Nevertheless, I can’t help but look at how my own life has changed in the last decade and call it a win for me personally. I married well and became the father to two wonderful children. I became a partner in my small law firm. I became a home owner. I started this blog. I ran a couple of half marathons and climbed a couple of 14ers. Those are the highlights. Sure, there has been day-to-day frustration, and I’m certainly omitting any number of life’s small joys which are probably more important, ultimately, than some of the benchmarks.
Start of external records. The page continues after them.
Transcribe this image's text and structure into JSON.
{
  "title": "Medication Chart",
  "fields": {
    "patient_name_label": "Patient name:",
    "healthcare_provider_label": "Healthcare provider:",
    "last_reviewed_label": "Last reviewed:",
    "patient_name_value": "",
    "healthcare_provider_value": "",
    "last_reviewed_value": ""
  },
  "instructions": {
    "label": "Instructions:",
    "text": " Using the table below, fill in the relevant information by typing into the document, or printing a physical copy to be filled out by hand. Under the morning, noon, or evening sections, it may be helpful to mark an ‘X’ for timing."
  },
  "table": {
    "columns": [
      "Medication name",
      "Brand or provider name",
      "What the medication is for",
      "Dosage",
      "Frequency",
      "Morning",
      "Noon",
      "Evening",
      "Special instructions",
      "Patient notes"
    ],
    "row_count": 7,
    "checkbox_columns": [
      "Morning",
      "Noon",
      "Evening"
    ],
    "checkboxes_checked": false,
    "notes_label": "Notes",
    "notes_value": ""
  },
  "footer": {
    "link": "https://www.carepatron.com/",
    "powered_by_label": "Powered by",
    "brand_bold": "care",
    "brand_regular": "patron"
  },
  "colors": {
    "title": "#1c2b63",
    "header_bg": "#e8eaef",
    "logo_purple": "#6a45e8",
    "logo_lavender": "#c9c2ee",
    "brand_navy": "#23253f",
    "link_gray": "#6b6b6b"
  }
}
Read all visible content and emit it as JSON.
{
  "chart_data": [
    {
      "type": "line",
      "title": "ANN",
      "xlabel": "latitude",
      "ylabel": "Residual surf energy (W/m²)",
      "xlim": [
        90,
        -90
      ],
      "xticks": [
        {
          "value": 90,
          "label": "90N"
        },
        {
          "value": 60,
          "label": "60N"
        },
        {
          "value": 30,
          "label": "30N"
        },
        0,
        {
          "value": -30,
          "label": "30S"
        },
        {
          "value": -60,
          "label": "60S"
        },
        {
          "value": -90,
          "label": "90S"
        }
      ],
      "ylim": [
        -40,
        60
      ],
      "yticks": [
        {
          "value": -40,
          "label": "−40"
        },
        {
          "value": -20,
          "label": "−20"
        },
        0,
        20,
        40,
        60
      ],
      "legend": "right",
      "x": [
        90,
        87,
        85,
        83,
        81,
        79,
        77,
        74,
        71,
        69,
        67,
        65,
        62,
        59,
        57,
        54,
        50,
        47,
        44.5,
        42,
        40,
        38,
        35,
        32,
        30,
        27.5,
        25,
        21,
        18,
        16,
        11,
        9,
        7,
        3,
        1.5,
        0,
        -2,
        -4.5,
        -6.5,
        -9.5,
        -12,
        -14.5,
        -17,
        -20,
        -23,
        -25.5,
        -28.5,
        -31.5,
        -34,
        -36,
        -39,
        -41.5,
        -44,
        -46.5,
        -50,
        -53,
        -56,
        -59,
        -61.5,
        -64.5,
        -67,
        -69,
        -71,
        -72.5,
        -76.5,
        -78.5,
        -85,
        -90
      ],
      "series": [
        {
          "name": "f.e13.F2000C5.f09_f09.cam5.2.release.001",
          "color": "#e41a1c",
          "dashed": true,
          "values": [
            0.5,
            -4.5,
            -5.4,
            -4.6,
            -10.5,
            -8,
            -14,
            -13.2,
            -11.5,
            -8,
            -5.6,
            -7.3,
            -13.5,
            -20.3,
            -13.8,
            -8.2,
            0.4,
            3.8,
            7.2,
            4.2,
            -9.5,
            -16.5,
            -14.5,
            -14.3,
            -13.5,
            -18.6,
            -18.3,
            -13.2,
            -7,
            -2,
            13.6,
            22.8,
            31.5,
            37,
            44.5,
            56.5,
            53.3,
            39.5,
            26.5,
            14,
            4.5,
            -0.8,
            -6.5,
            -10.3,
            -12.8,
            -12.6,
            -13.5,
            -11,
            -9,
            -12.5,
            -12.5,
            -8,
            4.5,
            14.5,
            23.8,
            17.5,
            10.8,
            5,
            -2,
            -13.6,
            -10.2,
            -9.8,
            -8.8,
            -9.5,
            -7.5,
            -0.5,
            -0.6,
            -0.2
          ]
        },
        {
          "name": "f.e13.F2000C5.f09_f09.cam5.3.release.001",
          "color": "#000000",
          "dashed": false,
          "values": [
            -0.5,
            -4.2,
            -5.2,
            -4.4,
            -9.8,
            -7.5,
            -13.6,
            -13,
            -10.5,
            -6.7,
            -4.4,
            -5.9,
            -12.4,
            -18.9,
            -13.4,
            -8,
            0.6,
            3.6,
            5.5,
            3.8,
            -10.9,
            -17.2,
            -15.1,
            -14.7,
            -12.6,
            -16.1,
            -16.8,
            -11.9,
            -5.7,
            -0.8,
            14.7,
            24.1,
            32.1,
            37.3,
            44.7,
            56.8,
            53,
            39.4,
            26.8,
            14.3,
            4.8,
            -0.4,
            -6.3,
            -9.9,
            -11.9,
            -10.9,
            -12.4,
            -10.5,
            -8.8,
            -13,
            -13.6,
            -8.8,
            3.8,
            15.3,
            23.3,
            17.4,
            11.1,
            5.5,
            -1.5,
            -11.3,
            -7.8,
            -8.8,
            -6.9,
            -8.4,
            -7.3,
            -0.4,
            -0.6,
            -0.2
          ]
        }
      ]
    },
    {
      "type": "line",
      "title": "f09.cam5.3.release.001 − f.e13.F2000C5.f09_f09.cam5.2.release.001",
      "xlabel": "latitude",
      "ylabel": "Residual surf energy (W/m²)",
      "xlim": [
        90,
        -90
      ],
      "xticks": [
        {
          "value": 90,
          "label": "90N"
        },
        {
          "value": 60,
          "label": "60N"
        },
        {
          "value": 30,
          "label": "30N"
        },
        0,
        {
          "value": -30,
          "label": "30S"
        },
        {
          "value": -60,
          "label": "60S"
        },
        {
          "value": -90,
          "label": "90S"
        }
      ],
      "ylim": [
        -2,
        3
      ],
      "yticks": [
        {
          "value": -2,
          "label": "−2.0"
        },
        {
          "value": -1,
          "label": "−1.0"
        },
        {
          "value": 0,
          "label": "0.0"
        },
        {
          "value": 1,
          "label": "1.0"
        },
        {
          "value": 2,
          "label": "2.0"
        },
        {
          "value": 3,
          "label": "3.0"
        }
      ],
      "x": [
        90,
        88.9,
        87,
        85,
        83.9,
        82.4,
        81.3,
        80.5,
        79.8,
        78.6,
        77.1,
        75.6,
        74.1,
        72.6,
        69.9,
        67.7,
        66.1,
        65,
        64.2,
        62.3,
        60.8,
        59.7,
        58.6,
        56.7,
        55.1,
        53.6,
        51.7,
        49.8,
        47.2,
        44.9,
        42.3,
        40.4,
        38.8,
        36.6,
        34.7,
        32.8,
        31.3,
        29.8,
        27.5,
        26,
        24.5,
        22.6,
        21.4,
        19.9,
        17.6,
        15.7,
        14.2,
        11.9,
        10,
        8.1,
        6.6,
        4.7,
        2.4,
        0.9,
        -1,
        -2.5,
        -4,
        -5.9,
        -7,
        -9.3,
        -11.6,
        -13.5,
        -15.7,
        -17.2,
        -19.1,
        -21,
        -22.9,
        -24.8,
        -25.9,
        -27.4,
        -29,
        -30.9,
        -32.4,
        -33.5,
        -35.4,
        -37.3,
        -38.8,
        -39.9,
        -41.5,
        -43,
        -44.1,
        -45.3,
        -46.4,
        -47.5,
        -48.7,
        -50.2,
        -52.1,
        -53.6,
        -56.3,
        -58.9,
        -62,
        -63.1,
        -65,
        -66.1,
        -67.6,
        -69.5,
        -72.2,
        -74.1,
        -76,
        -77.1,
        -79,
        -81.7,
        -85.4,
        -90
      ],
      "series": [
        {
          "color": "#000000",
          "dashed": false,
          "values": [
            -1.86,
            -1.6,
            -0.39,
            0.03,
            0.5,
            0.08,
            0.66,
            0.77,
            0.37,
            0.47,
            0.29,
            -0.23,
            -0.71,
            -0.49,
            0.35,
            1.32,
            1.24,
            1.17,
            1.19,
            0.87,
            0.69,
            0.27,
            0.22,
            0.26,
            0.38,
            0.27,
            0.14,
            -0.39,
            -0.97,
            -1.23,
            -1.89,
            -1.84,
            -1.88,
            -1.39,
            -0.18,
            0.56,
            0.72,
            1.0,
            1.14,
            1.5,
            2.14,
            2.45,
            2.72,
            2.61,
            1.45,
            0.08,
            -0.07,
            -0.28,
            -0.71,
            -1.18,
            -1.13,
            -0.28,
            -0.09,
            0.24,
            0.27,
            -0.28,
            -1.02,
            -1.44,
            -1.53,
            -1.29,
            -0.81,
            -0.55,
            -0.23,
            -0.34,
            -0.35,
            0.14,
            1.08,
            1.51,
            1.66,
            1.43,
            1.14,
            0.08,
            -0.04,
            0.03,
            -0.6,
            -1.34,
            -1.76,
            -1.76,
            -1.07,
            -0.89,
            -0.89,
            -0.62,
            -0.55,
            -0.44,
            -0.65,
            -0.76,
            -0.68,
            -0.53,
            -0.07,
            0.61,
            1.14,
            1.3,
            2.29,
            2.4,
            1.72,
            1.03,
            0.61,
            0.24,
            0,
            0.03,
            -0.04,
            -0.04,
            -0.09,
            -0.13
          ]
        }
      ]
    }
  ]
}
So, there you have it, the aughts were generally a bad decade for America and a good decade for me. Stealing a page from Sen. Franken, maybe we should make the 10s the Masson Decade and see where that takes the country? Probably a bad idea.
Rev. AJB says
Go for it! Couldn’t be any worse on a macro level than the previous decade.
eric schansberg says
It wasn’t Katrina as much as the Flood that devastated Nawlins. What should have been a rough hurricane became historical thanks to inept governance.
After a decade of so much bad policy– from both sides– and with more on the horizon, it’s difficult to be hopeful…except to point to the general resilience of people and the market. At the end of the day, it’s not about public policy and external circumstances. But it’d sure be nice if public policy did a lot less damage, especially to the most marginal in society.
Grace and peace to all in the new decade.
Jason says
It seems most things can be taken like that. For most of the country, on a personal level, things are good. They may even be better than they were 10 years ago. For the ones affected more directly by losing their loved ones or losing their job, it may have been awful.
However, the number of people who have been directly affected by those things is dwarfed by the number of people who only hear about those things in the news.